In poker, I like to think of the fulcrum security as the minimum bet necessary to cause the other players around the table to question what they have with the goal of having them fold. What's fun about this is that it's a constantly evolving discovery process. While usually I think the fulcrum bet is somewhere between 5 to 10% of the initial buy-in, it can vary based on how long the game has been playing, the amount of alcohol consumed, the familiarity of the players and countless other factors.
Anywho, those are just my random musings on cards vs. investing, and that said there are many differences between the two that need to be appreciated and will be discussed in the future. Until then one of may favorite quotes that captures the difference is from a recent Bloomberg article: “In poker, people are used to not sitting back and waiting for the fat pitch...they’re used to skirting the edge of ruin and they learn the tools of how to do that.”

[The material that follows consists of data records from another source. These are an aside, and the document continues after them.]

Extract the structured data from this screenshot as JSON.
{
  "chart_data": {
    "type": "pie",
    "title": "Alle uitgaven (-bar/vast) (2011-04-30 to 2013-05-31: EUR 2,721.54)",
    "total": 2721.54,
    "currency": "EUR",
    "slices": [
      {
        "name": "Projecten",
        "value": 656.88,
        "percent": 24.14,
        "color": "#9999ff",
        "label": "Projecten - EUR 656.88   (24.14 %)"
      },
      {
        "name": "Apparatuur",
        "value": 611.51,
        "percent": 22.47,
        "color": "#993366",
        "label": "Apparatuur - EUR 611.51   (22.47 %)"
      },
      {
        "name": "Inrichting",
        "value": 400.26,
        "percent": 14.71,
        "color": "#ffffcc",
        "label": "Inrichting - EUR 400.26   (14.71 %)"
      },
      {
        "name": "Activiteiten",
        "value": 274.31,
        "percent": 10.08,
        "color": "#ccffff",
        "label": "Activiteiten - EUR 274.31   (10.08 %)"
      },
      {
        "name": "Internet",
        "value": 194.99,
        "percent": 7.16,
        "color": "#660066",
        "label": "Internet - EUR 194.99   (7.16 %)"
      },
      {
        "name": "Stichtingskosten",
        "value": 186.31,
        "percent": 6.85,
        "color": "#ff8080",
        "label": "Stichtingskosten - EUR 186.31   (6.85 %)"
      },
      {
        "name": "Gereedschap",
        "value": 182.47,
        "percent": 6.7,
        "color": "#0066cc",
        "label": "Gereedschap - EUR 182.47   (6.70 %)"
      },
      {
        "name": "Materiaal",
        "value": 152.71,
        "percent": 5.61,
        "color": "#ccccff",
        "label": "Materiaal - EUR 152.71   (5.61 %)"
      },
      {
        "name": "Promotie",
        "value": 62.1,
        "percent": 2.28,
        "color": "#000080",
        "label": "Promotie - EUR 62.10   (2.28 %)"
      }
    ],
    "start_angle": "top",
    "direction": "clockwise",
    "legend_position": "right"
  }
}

2. To follow up on my last post on shorting the market, I've settled on not betting. While I have strong conviction that we are due for a near-term pull-back, the risk return profile (like pot-odds) totally isn't worth it. For example, how much can I profit from betting against the market? In all likelihood the range is from 10-30%. Given that I almost never buy stocks with only a 30% upside, why should I make an exception for shorting the market? The answer is that I shouldn't. Despite the frustration of sitting on the sidelines (much like the frustration of mucking a lot of bad hands), a full chip stack is worth a lot more when everyone else is panicking.